Caramel-fudge Sauce
Total Time: 20 mins
Preparation Time: 10 mins
Cook Time: 10 mins
Ingredients
- 1/2 cup sugar
- 2 tablespoons light corn syrup or 2 tablespoons dark corn syrup
- 2 tablespoons water
- 3/4 cup heavy cream
- 4 tablespoons unsalted butter
- 4 ounces good quality bittersweet chocolate, finely chopped (i used 4 oz semi-sweet chocolate chips)
- 1 teaspoon pure vanilla extract
- 1 pinch salt
Recipe
- 1 put the sugar, corn syrup, and water in a medium saucepan.
- 2 cook over medium-high heat, brushing down the sides of the pan as needed with water, until the sugar dissolves.

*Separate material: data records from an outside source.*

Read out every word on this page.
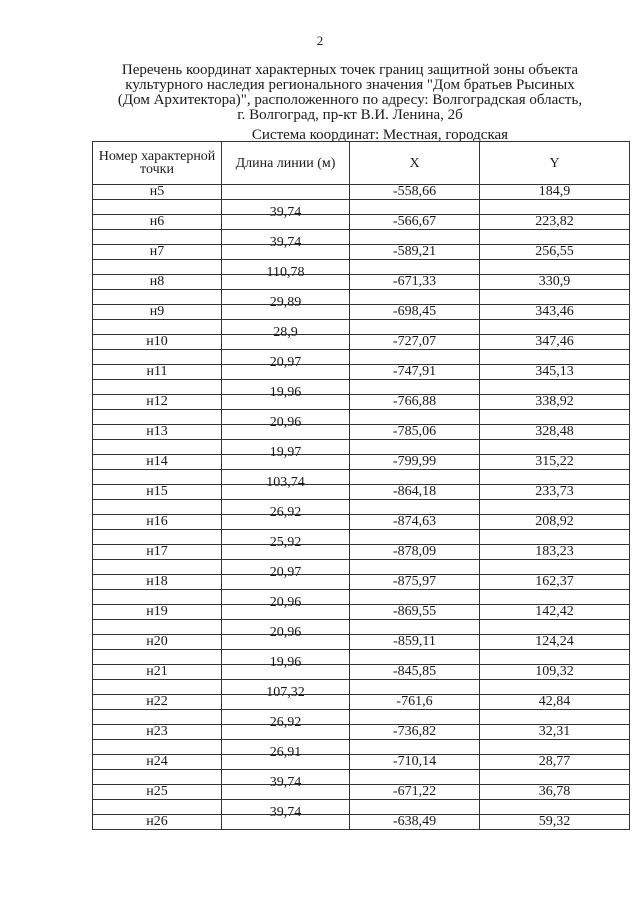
2
Перечень координат характерных точек границ защитной зоны объекта
культурного наследия регионального значения "Дом братьев Рысиных
(Дом Архитектора)", расположенного по адресу: Волгоградская область,
г. Волгоград, пр-кт В.И. Ленина, 2б
Система координат: Местная, городская
Номер характерной точки	Длина линии (м)	X	Y
н5		-558,66	184,9
	39,74		
н6		-566,67	223,82
	39,74		
н7		-589,21	256,55
	110,78		
н8		-671,33	330,9
	29,89		
н9		-698,45	343,46
	28,9		
н10		-727,07	347,46
	20,97		
н11		-747,91	345,13
	19,96		
н12		-766,88	338,92
	20,96		
н13		-785,06	328,48
	19,97		
н14		-799,99	315,22
	103,74		
н15		-864,18	233,73
	26,92		
н16		-874,63	208,92
	25,92		
н17		-878,09	183,23
	20,97		
н18		-875,97	162,37
	20,96		
н19		-869,55	142,42
	20,96		
н20		-859,11	124,24
	19,96		
н21		-845,85	109,32
	107,32		
н22		-761,6	42,84
	26,92		
н23		-736,82	32,31
	26,91		
н24		-710,14	28,77
	39,74		
н25		-671,22	36,78
	39,74		
н26		-638,49	59,32
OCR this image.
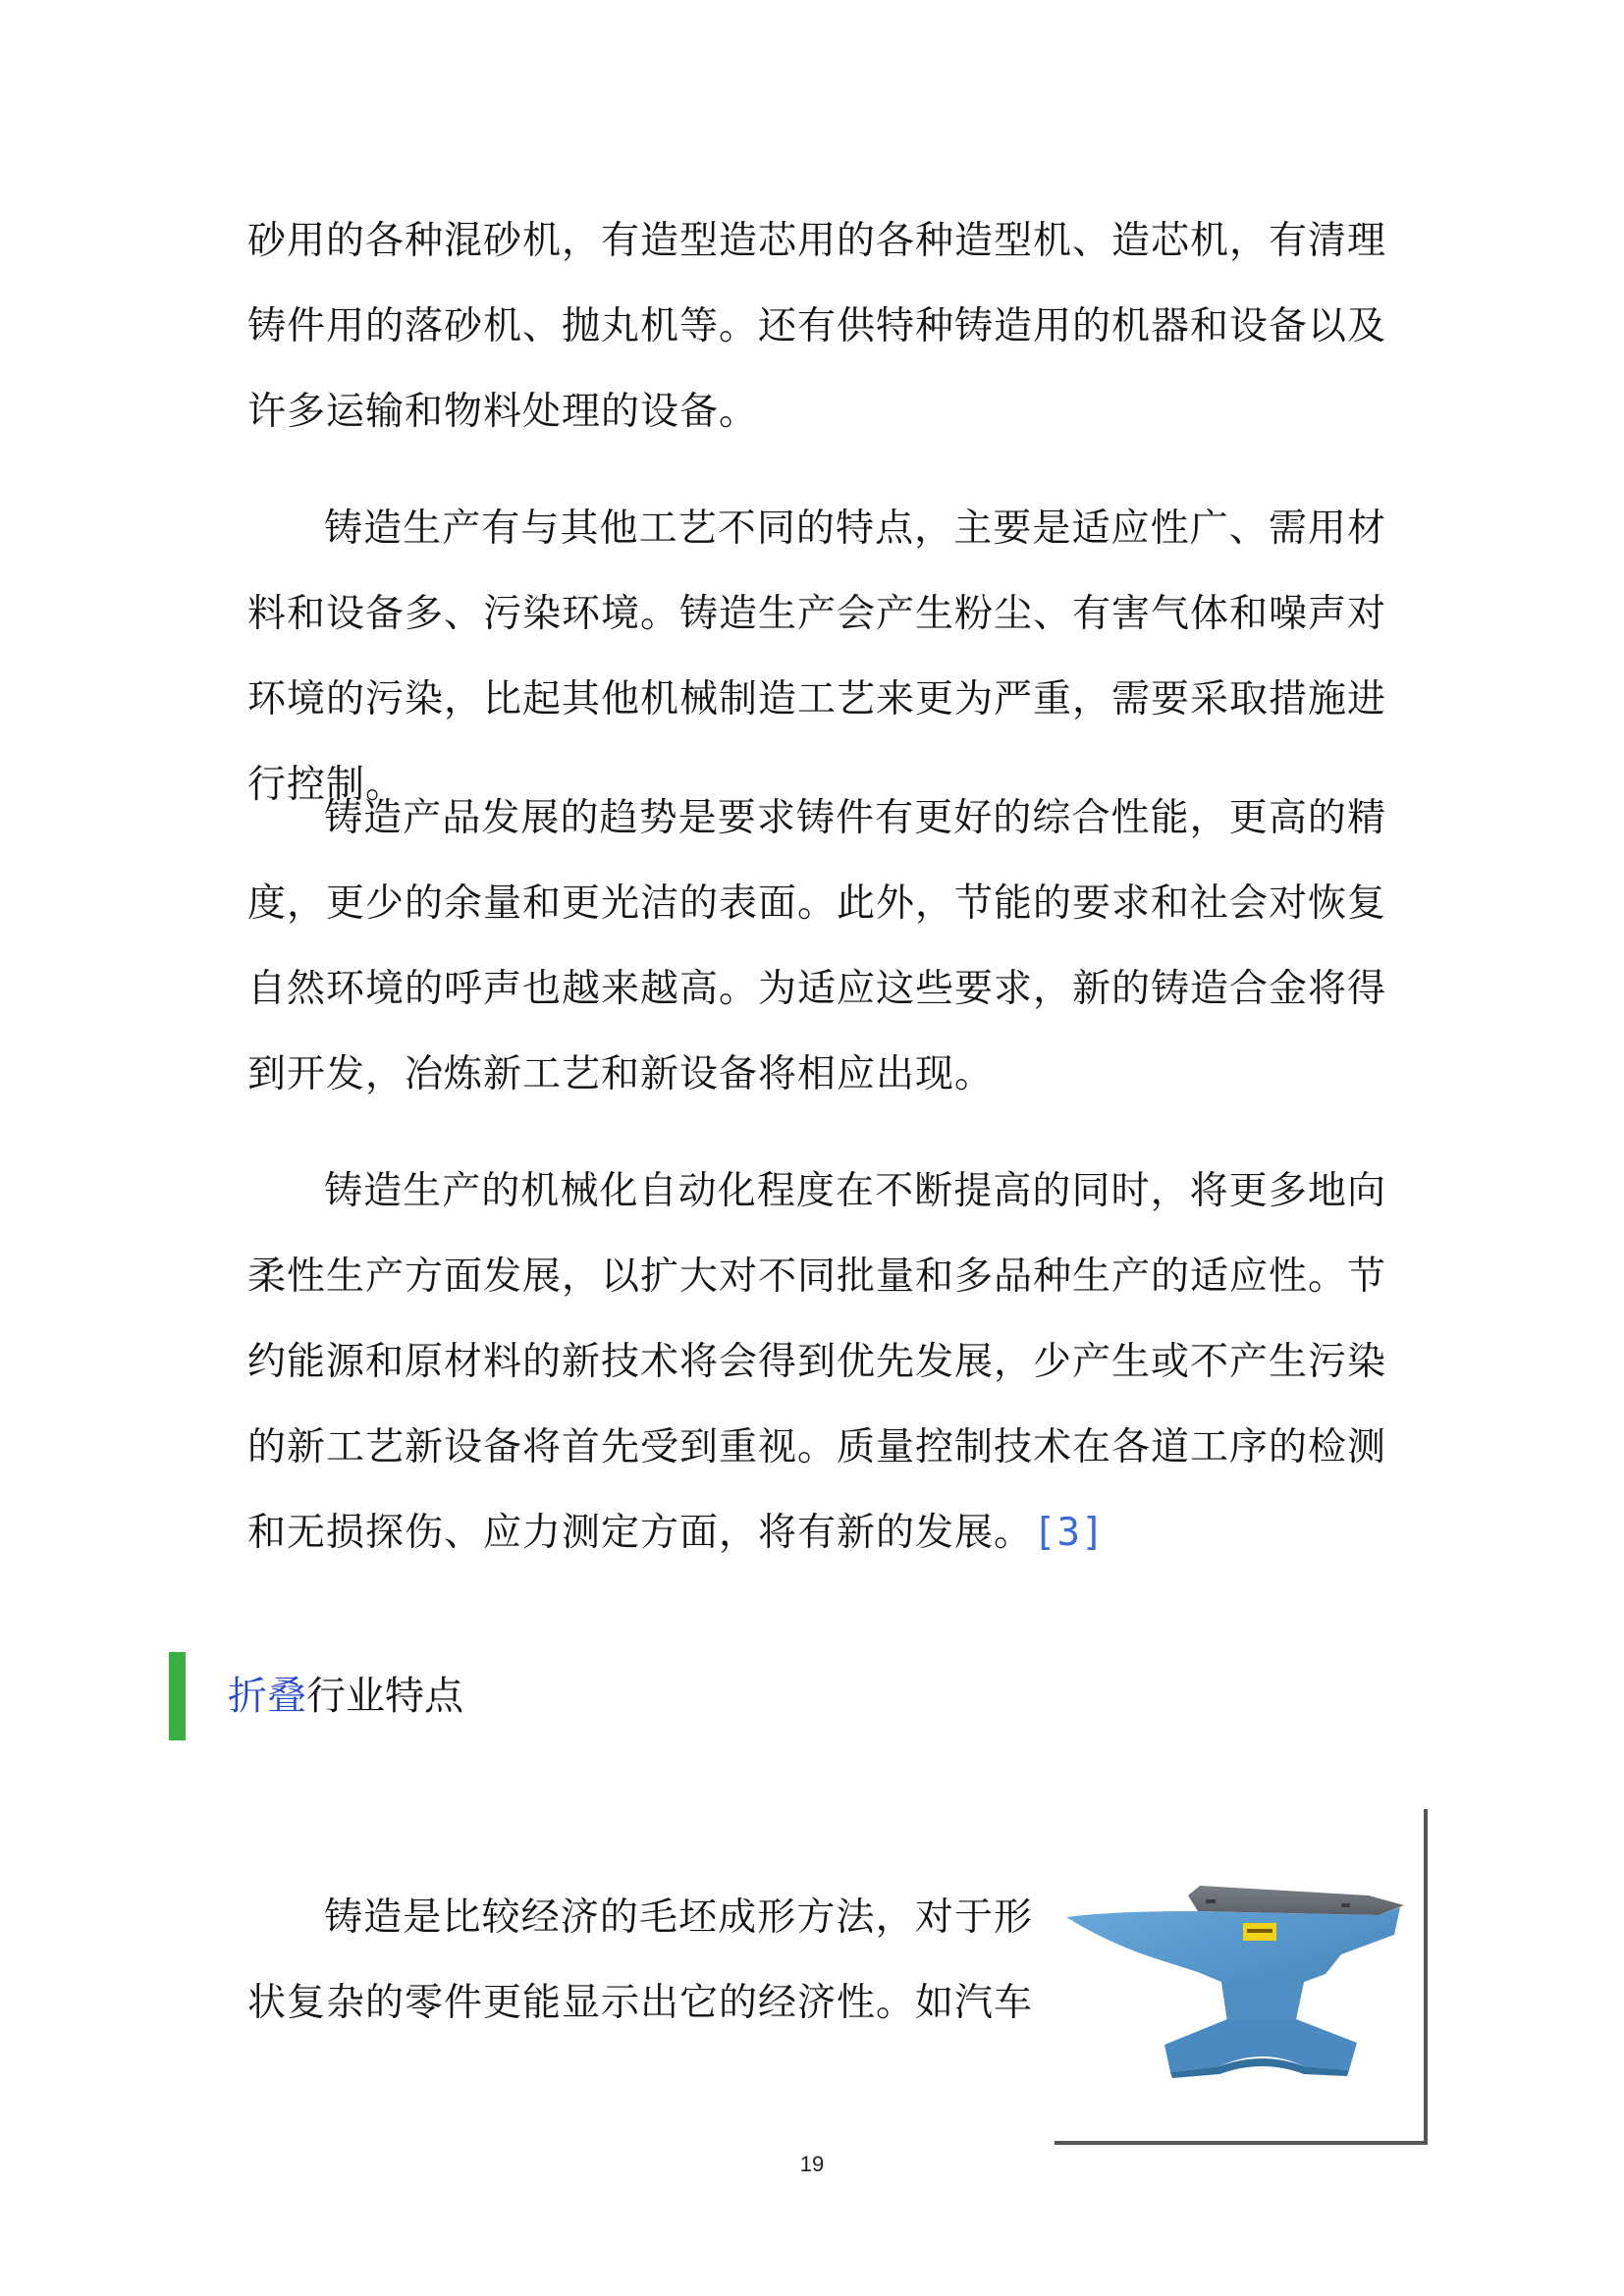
砂用的各种混砂机，有造型造芯用的各种造型机、造芯机，有清理铸件用的落砂机、抛丸机等。还有供特种铸造用的机器和设备以及许多运输和物料处理的设备。

铸造生产有与其他工艺不同的特点，主要是适应性广、需用材料和设备多、污染环境。铸造生产会产生粉尘、有害气体和噪声对环境的污染，比起其他机械制造工艺来更为严重，需要采取措施进行控制。

铸造产品发展的趋势是要求铸件有更好的综合性能，更高的精度，更少的余量和更光洁的表面。此外，节能的要求和社会对恢复自然环境的呼声也越来越高。为适应这些要求，新的铸造合金将得到开发，冶炼新工艺和新设备将相应出现。

铸造生产的机械化自动化程度在不断提高的同时，将更多地向柔性生产方面发展，以扩大对不同批量和多品种生产的适应性。节约能源和原材料的新技术将会得到优先发展，少产生或不产生污染的新工艺新设备将首先受到重视。质量控制技术在各道工序的检测和无损探伤、应力测定方面，将有新的发展。[3]

折叠行业特点

铸造是比较经济的毛坯成形方法，对于形状复杂的零件更能显示出它的经济性。如汽车

19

- 3 continue to cook, swirling the pan but not stirring, until the sugar is amber in color, about 8 minutes.
- 4 pull pan from the heat and carefully add the cream and butter. take care; it may spatter. whisk until smooth.(you may find that some of the sugar mixture will stick to the bottom of your whisk- don't worry the sauce will still be wonderful!).
- 5 stir the chocolate, vanilla, and salt into the hot caramel until smooth. serve sauce warm.
- 6 store in a sealed container in the refrigerator for up to 1 week. reheat slowly, in a microwave at 30 second intervals, stirring, until warm and saucy. be careful not to over heat or butter can separate from the caramel sauce.